The Ferengi are a society of packrats. It isn't wealth they all want, it's stuff. Each and every one of them is a hoarder in the making, and the ones that are the most successful are the ones that do the best at hiding it. Like Quark's cousin and his moon. I'm willing to bet it's covered with all the stuff he's collected over the years.
 
I don't know where the no-money thing came from in the real world, but in Star Trek IV you get the sense that Trek might have reached a place in popular culture where it was again saying hey be better than this. In retrospect it's easy to look at TOS with it's multi-racial, multi-gender, +1 Soviet, cast and let it rest on its progressive laurels. Most of us who are Trek fans became so with that as a starting point, despite its break from accepted reality of generations past.

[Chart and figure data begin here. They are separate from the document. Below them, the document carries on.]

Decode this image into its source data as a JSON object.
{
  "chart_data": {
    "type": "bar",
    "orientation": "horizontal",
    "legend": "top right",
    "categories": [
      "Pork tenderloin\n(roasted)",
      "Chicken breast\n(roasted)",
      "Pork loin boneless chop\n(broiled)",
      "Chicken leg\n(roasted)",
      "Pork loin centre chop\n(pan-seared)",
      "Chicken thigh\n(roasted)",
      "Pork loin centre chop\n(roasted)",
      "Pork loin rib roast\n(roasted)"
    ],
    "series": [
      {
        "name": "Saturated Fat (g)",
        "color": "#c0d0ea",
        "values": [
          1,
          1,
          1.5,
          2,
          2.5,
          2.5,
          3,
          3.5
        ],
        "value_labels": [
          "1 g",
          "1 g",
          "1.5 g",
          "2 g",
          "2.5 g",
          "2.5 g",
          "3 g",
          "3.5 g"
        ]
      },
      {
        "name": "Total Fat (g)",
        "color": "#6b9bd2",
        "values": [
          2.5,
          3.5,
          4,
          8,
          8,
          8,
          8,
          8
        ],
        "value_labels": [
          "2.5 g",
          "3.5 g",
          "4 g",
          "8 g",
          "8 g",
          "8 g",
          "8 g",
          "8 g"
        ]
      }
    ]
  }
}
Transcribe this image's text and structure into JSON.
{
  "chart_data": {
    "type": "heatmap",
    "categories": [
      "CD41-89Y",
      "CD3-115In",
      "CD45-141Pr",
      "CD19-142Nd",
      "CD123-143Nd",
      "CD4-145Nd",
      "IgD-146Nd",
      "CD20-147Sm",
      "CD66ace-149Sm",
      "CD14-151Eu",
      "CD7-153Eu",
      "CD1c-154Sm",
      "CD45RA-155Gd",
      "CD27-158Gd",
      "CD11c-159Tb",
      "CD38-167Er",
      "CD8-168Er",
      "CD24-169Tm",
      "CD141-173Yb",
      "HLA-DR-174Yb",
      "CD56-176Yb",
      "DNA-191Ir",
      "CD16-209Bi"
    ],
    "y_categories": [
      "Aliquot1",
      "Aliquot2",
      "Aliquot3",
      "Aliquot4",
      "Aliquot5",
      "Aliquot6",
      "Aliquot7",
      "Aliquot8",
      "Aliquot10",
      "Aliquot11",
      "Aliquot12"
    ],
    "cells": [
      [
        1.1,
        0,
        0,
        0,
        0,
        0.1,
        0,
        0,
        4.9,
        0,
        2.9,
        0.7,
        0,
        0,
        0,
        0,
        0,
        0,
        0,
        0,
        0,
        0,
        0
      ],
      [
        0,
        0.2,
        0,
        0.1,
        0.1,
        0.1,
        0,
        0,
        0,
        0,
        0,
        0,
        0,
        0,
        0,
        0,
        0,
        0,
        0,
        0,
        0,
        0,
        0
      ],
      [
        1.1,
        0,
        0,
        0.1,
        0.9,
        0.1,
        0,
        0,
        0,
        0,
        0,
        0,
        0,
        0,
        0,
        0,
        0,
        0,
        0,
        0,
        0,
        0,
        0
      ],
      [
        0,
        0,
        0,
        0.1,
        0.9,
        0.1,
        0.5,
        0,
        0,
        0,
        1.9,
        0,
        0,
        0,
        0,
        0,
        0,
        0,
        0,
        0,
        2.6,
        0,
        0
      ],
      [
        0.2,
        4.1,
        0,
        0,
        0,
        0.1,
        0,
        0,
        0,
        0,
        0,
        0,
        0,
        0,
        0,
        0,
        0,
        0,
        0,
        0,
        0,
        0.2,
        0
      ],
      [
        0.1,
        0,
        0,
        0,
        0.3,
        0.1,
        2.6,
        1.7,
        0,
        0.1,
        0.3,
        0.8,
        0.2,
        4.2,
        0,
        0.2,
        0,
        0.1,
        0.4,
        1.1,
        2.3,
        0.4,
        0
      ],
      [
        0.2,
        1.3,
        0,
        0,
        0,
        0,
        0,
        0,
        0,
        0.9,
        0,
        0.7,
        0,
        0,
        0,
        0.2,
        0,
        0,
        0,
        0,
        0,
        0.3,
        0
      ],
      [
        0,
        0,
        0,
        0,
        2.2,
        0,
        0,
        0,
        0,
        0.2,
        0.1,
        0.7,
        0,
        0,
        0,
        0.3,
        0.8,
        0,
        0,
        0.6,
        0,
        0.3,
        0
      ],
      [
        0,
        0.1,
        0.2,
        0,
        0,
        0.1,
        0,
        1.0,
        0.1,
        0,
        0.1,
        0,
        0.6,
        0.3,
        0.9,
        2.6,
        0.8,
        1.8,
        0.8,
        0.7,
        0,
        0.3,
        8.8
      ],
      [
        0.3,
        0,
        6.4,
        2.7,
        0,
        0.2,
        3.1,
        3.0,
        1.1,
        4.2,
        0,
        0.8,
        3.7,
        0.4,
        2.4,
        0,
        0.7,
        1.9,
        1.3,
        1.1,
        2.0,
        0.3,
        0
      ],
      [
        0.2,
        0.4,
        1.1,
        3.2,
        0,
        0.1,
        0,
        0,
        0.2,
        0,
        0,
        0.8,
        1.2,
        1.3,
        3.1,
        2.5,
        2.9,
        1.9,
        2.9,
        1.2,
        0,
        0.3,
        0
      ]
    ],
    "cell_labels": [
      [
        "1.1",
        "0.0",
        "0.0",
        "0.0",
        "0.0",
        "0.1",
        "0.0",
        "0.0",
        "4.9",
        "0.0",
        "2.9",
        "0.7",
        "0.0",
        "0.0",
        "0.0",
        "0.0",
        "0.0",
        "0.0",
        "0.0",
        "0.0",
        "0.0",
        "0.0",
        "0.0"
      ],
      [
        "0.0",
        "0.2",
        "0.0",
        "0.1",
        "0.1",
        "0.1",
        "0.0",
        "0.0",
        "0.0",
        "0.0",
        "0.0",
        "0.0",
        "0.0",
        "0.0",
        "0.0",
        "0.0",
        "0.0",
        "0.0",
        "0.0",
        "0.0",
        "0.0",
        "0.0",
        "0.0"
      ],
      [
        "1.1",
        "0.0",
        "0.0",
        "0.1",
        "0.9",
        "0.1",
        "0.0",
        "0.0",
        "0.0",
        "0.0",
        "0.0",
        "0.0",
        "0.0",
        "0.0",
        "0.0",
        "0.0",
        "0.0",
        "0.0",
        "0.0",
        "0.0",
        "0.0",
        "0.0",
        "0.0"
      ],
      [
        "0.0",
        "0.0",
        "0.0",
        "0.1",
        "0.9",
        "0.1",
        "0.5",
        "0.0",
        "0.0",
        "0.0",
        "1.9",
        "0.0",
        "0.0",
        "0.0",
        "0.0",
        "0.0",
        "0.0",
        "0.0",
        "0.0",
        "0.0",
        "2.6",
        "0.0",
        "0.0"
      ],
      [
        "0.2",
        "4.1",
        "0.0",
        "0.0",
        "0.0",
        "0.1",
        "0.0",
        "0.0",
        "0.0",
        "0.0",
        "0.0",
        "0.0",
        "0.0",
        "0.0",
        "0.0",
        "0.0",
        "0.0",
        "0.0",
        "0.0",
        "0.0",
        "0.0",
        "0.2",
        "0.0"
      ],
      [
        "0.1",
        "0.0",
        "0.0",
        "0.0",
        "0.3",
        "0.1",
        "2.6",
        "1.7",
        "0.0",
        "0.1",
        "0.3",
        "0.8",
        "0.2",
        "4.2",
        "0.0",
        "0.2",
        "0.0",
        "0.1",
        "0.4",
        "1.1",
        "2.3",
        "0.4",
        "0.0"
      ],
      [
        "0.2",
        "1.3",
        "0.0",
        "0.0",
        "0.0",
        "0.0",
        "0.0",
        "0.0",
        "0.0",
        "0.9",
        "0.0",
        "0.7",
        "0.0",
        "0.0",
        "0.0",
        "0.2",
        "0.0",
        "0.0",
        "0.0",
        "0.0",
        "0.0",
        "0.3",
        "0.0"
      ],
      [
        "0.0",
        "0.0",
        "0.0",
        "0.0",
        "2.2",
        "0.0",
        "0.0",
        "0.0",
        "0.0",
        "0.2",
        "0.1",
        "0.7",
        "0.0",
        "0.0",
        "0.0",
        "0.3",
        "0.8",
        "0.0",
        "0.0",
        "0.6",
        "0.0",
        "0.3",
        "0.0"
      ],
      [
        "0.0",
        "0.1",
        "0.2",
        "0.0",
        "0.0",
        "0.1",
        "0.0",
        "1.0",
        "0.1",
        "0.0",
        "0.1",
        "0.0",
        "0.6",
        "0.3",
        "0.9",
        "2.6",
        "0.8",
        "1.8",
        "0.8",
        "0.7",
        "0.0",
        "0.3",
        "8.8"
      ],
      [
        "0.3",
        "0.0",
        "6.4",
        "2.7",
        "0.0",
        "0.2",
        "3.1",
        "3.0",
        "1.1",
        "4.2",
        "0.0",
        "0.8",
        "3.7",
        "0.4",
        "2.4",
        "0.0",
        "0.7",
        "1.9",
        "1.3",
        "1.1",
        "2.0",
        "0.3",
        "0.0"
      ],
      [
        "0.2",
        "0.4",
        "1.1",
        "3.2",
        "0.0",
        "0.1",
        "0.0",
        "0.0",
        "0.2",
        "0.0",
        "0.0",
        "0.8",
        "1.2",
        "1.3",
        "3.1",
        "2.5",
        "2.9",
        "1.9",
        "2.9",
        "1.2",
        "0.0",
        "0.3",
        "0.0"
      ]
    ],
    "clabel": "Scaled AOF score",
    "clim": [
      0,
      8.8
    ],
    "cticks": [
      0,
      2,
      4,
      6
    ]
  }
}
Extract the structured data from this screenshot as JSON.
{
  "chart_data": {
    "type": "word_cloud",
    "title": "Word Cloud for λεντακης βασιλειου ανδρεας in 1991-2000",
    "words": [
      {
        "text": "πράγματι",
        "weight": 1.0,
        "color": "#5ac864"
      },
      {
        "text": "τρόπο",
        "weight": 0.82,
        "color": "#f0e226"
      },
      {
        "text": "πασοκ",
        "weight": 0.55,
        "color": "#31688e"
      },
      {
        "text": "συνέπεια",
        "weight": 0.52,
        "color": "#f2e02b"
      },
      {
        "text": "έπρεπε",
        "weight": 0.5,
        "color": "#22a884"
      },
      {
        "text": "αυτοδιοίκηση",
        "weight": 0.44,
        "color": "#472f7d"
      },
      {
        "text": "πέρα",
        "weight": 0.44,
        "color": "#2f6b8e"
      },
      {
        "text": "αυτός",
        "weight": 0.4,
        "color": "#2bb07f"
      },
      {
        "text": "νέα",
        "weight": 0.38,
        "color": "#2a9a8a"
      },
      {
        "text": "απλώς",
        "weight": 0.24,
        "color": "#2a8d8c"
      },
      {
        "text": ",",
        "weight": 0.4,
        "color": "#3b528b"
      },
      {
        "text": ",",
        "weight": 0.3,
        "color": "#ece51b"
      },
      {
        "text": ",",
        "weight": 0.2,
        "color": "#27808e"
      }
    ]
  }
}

Well, ST:IV reminds us that "the human adventure is just beginning." Not only will a black woman be a bridge officer, but we will look back one day and remember the silliness of having to deal with money to get on with our lives or use swear words to communicate effectively (Double dumbass on YOU!). To quote Spock from TOS, "Change is the essential process of all existence."

And Trek has been lagging in its progressivism over the decades: see how long it took for them to introduce a gay character in Trek before ST: Beyond. In ten or twenty years the first passable AI's will come around and if there's Trek still on the air, prepare yourselves for a slew of retro-continuity there too. It looks like Star Trek: Discovery may already be doing something similar with robots.
 
But Mudd's Women, Devil in the Dark, and The Trouble with Tribbles establish that it has. Why does Enterprise get the right of way?

Fixing issues with TOS has been the job of most of the subsequent series. Why does the series that had established nothing solidly and broke it's own continuity so long ago and so much get such praise?
 
Fixing issues with TOS has been the job of most of the subsequent series. Why does the series that had established nothing solidly and broke it's own continuity so long ago and so much get such praise?
Because it was the best series out of the bunch.

And "established nothing solidly"? Seriously? Geez, it only established Kirk, Spock, McCoy, Scotty, Sulu, Uhura, Chekov, the Enterprise, Starfleet, the Federation, the Prime Directive, Vulcans, Klingons, Romulans, warp drive, phasers, photon torpedoes, and all the other stuff that the subsequent shows have been building on for half a century. So what if they didn't assign specific years to stuff?

It's not the job of the subsequent series to "fix issues with TOS." It's their job to make good TV shows. That's all.
 
Fixing issues with TOS has been the job of most of the subsequent series. Why does the series that had established nothing solidly and broke it's own continuity so long ago and so much get such praise?
Because four other TV shows and eleven movies have held it up more often than not. Even on things like "Klingons always had head bumps" DS9 and Enterprise came along and said "No they didn't! It was just like TOS!"

This wasn't a case of nailing down 23rd or 29th century, or changing Khan from being selectively bred to genetically engineered. This was something that TOS and even early TNG was unquestionably consistent with.

The more I think about it the more I'm astonished that Roddenberry actually took an idea that was established somewhere else and not by him.
 
Exactly. He came up with all this new-agey utopian baloney years after the fact of TOS, when it never had anything to do with Star Trek in the first place. So in later productions, he tried to shoehorn that stuff in as his "vision" for Trek.

Kor
So he probably came up with the "no money" rule and the idea of contract marriages at the same time.
 
Methods of compensation to other species outside of the Federation does not mean they possess any internal financial systems of their own.